Missouri officials made their case Thursday to Boeing Co. executives who are looking for a place to build their new 777X commercial jet.
Gov. Jay Nixon said he had an “extremely productive” meeting in St. Louis with the aerospace giant, to pitch the region as a home for final assembly of the next-generation passenger plane.
Boeing is scouting locations nationwide to build a plant after members of the Machinists union in Seattle rejected pension cuts and other concessions last week tied to building the 777X there.
A Boeing spokesman confirmed the meeting with Nixon but otherwise declined to comment.
While Boeing employs about 15,000 people in the St. Louis area, they work primarily in the company’s defense operations, which are headquartered here. Landing the 777X plant would establish St. Louis as a major player in commercial aerospace, too, probably creating thousands more jobs over the next two decades.
“I am committed to competing for and winning this game-changing project on the aggressive timeline set by the company,” Nixon said in a press release. “Production of the 777X in Missouri would provide a massive shot in the arm to our state’s economy.”
Sen. Roy Blunt, R-Mo., also issued a statement lending his support, calling St. Louis an “ideal production site” for the 777X.

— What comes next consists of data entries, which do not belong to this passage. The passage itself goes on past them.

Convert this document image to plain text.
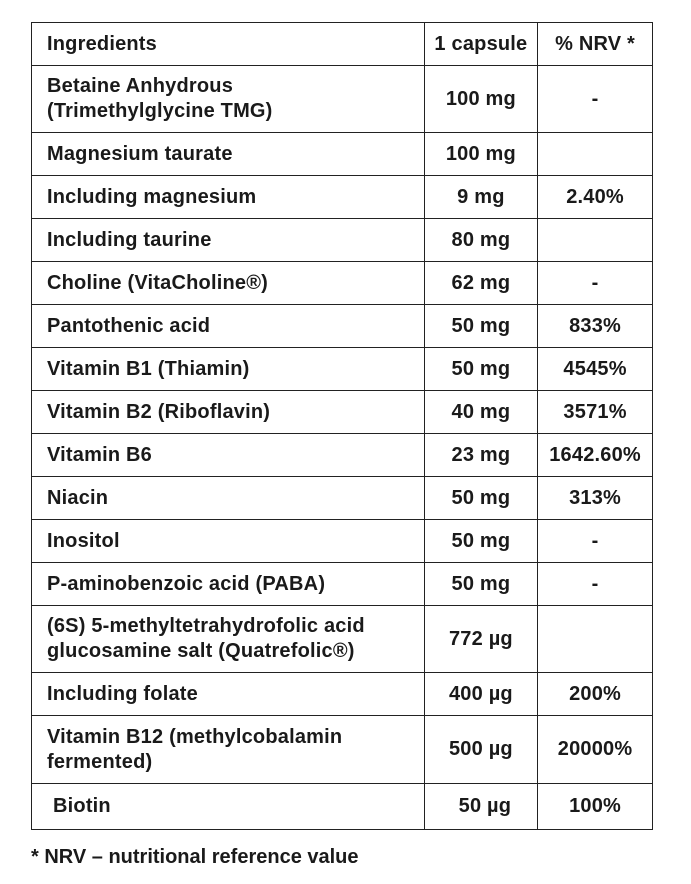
Ingredients	1 capsule	% NRV *

Betaine Anhydrous
(Trimethylglycine TMG)	100 mg	-
Magnesium taurate	100 mg	
Including magnesium	9 mg	2.40%
Including taurine	80 mg	
Choline (VitaCholine®)	62 mg	-
Pantothenic acid	50 mg	833%
Vitamin B1 (Thiamin)	50 mg	4545%
Vitamin B2 (Riboflavin)	40 mg	3571%
Vitamin B6	23 mg	1642.60%
Niacin	50 mg	313%
Inositol	50 mg	-
P-aminobenzoic acid (PABA)	50 mg	-

(6S) 5-methyltetrahydrofolic acid
glucosamine salt (Quatrefolic®)	772 µg	
Including folate	400 µg	200%

Vitamin B12 (methylcobalamin
fermented)	500 µg	20000%
Biotin	50 µg	100%
* NRV – nutritional reference value
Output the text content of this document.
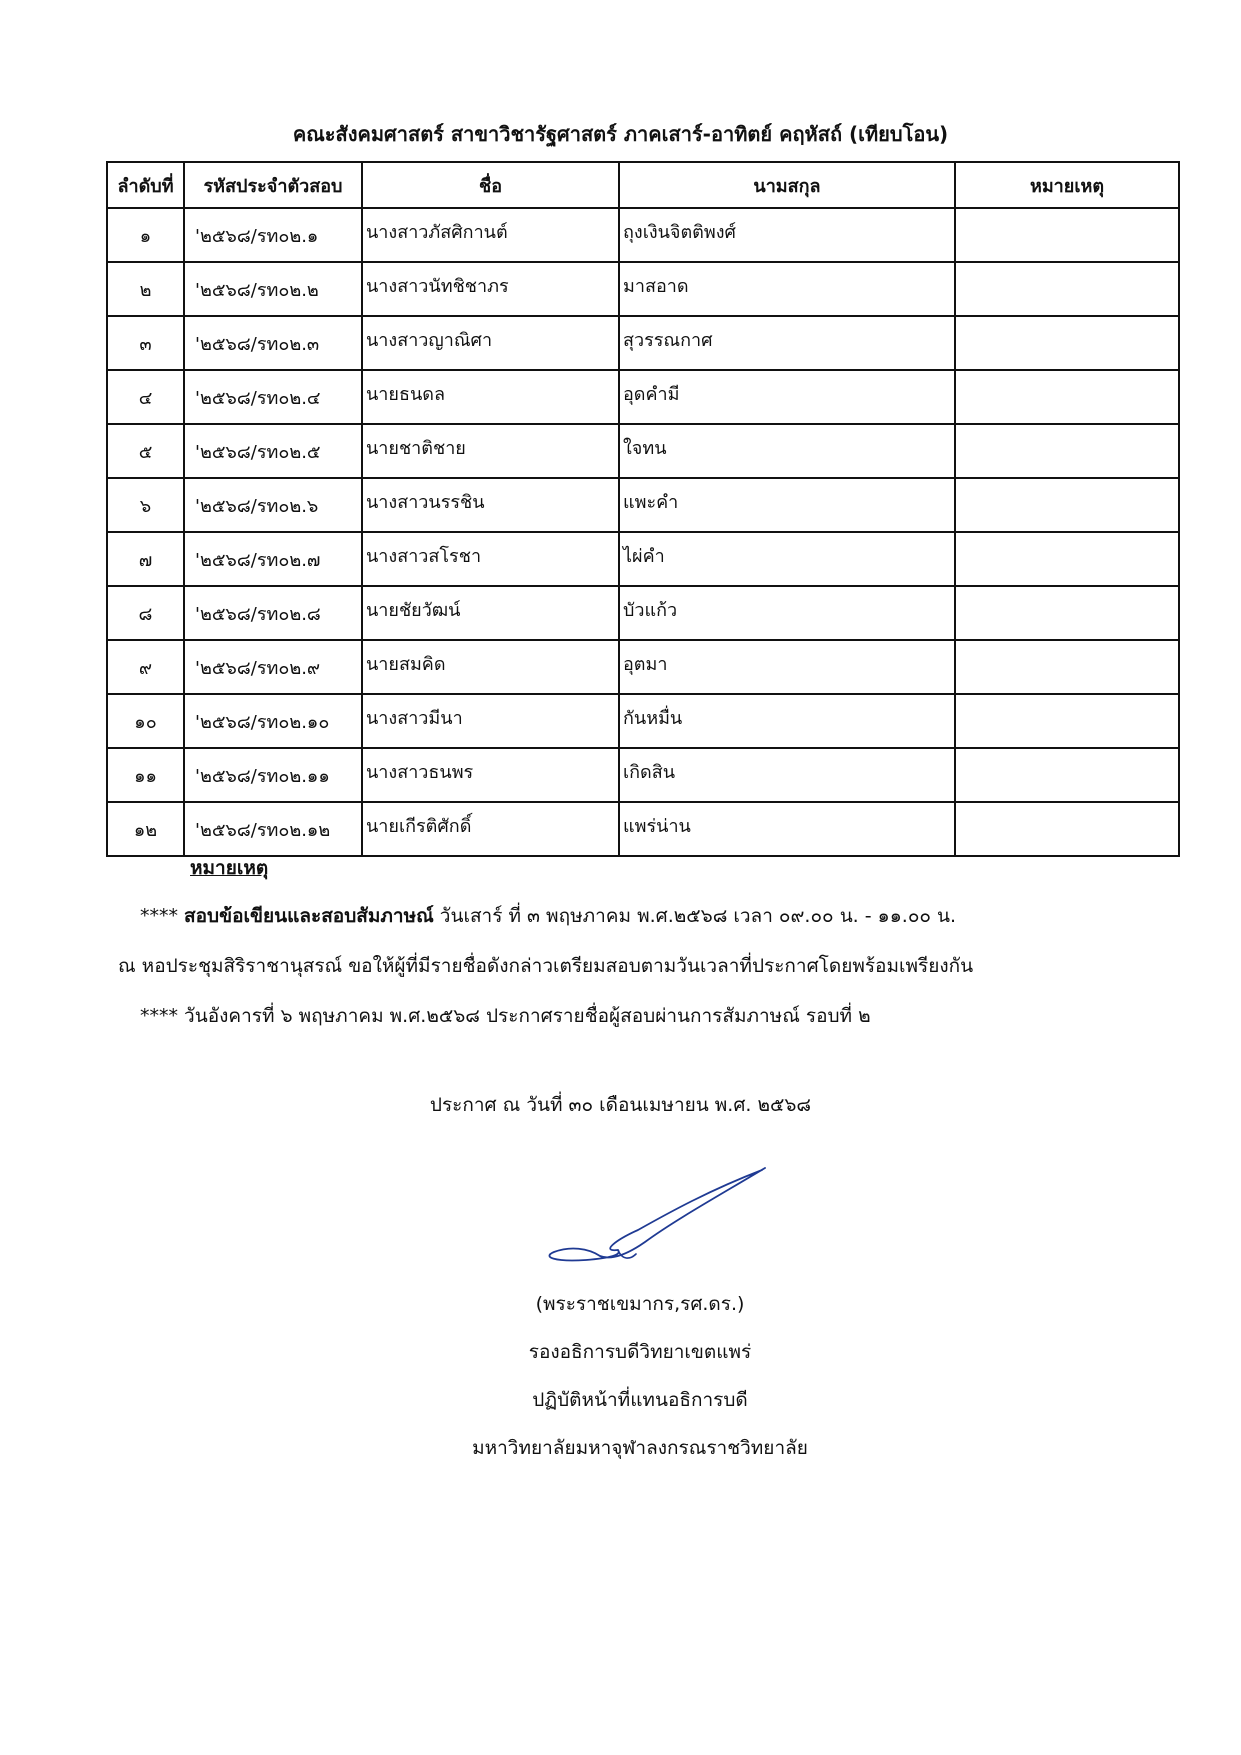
คณะสังคมศาสตร์ สาขาวิชารัฐศาสตร์ ภาคเสาร์-อาทิตย์ คฤหัสถ์ (เทียบโอน)
ลำดับที่	รหัสประจำตัวสอบ	ชื่อ	นามสกุล	หมายเหตุ
๑	'๒๕๖๘/รท๐๒.๑	นางสาวภัสศิกานต์	ถุงเงินจิตติพงศ์	
๒	'๒๕๖๘/รท๐๒.๒	นางสาวนัทชิชาภร	มาสอาด	
๓	'๒๕๖๘/รท๐๒.๓	นางสาวญาณิศา	สุวรรณกาศ	
๔	'๒๕๖๘/รท๐๒.๔	นายธนดล	อุดคำมี	
๕	'๒๕๖๘/รท๐๒.๕	นายชาติชาย	ใจทน	
๖	'๒๕๖๘/รท๐๒.๖	นางสาวนรรชิน	แพะคำ	
๗	'๒๕๖๘/รท๐๒.๗	นางสาวสโรชา	ไผ่คำ	
๘	'๒๕๖๘/รท๐๒.๘	นายชัยวัฒน์	บัวแก้ว	
๙	'๒๕๖๘/รท๐๒.๙	นายสมคิด	อุตมา	
๑๐	'๒๕๖๘/รท๐๒.๑๐	นางสาวมีนา	กันหมื่น	
๑๑	'๒๕๖๘/รท๐๒.๑๑	นางสาวธนพร	เกิดสิน	
๑๒	'๒๕๖๘/รท๐๒.๑๒	นายเกีรติศักดิ์	แพร่น่าน	
หมายเหตุ
**** สอบข้อเขียนและสอบสัมภาษณ์ วันเสาร์ ที่ ๓ พฤษภาคม พ.ศ.๒๕๖๘ เวลา ๐๙.๐๐ น. - ๑๑.๐๐ น.
ณ หอประชุมสิริราชานุสรณ์ ขอให้ผู้ที่มีรายชื่อดังกล่าวเตรียมสอบตามวันเวลาที่ประกาศโดยพร้อมเพรียงกัน
**** วันอังคารที่ ๖ พฤษภาคม พ.ศ.๒๕๖๘ ประกาศรายชื่อผู้สอบผ่านการสัมภาษณ์ รอบที่ ๒
ประกาศ ณ วันที่ ๓๐ เดือนเมษายน พ.ศ. ๒๕๖๘
(พระราชเขมากร,รศ.ดร.)
รองอธิการบดีวิทยาเขตแพร่
ปฏิบัติหน้าที่แทนอธิการบดี
มหาวิทยาลัยมหาจุฬาลงกรณราชวิทยาลัย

“I’m pleased that Boeing is considering St. Louis as a top contender for this initiative,” he said. “I’ll be working hard to make the case to our friends at Boeing that St. Louis is the best place to build this aircraft.”

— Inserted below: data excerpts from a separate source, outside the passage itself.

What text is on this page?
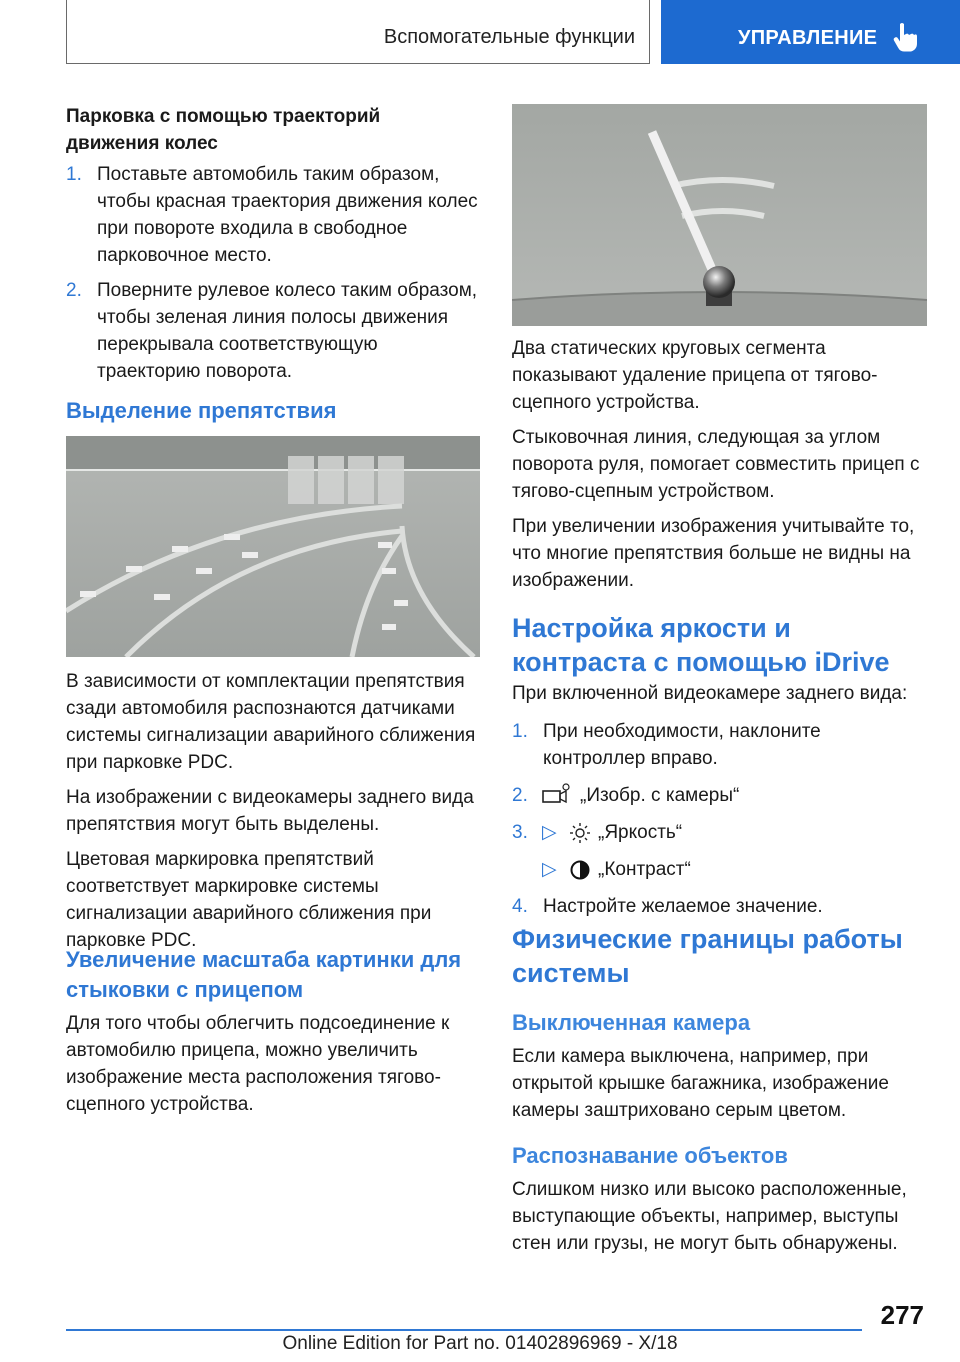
Вспомогательные функции	УПРАВЛЕНИЕ
Парковка с помощью траекторий движения колес
1. Поставьте автомобиль таким образом, чтобы красная траектория движения колес при повороте входила в свободное парковочное место.
2. Поверните рулевое колесо таким образом, чтобы зеленая линия полосы движения перекрывала соответствующую траекторию поворота.
Выделение препятствия
В зависимости от комплектации препятствия сзади автомобиля распознаются датчиками системы сигнализации аварийного сближения при парковке PDC.
На изображении с видеокамеры заднего вида препятствия могут быть выделены.
Цветовая маркировка препятствий соответствует маркировке системы сигнализации аварийного сближения при парковке PDC.
Увеличение масштаба картинки для стыковки с прицепом
Для того чтобы облегчить подсоединение к автомобилю прицепа, можно увеличить изображение места расположения тягово-сцепного устройства.
Два статических круговых сегмента показывают удаление прицепа от тягово-сцепного устройства.
Стыковочная линия, следующая за углом поворота руля, помогает совместить прицеп с тягово-сцепным устройством.
При увеличении изображения учитывайте то, что многие препятствия больше не видны на изображении.
Настройка яркости и контраста с помощью iDrive
При включенной видеокамере заднего вида:
1. При необходимости, наклоните контроллер вправо.
2.	„Изобр. с камеры“
3. ▷ „Яркость“
▷ „Контраст“
4. Настройте желаемое значение.
Физические границы работы системы
Выключенная камера
Если камера выключена, например, при открытой крышке багажника, изображение камеры заштриховано серым цветом.
Распознавание объектов
Слишком низко или высоко расположенные, выступающие объекты, например, выступы стен или грузы, не могут быть обнаружены.
277
Online Edition for Part no. 01402896969 - X/18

But competition for the plant is fierce.
Since the Machinists vote last week, Boeing officials have met with governors and top economic development officials in Alabama, California, Kansas, South Carolina and Utah. Texas and Georgia have also expressed interest, and Washington state officials remain optimistic the 777X ultimately will stay in Seattle, where Boeing has long built its commercial airframes.
The company expects to make a decision early next year. Just this weekend at the Dubai Air Show, Boeing inked $95 billion in orders for the plane from Middle Eastern airlines.
Winning the plant will probably require a large incentive package. Washington was prepared to offer Boeing nearly $9 billion in tax breaks over 15 years to build the plant there. Other states also have said they would make rich offers to land the plant.
In his statement, Nixon made no mention of a new incentive program to land Boeing nor did a spokesman have any comment on what sort of subsidies Missouri might offer.
While Boeing has already announced it will place some 777X design work here, St. Louis has generally been seen as a long shot to land the lucrative final assembly plant.
Boeing employs several thousand trained engineers and machinists here, but their experience is mainly on smaller military airframes. And Boeing’s assembly-line workers are members of the same International Association of Machinists that rejected the deal in Seattle, though they work under separate contracts.
Several analysts have suggested Boeing will most likely choose a right-to-work state where it could avoid union contracts.
Still, Nixon was optimistic, and pointed to his administration’s success at reinvigorating Ford and General Motors auto plants as a selling point for Boeing, too.
“This solid record of success, combined with our existing strong relationship with Boeing, makes Missouri a natural fit for production of the 777X line,” he said.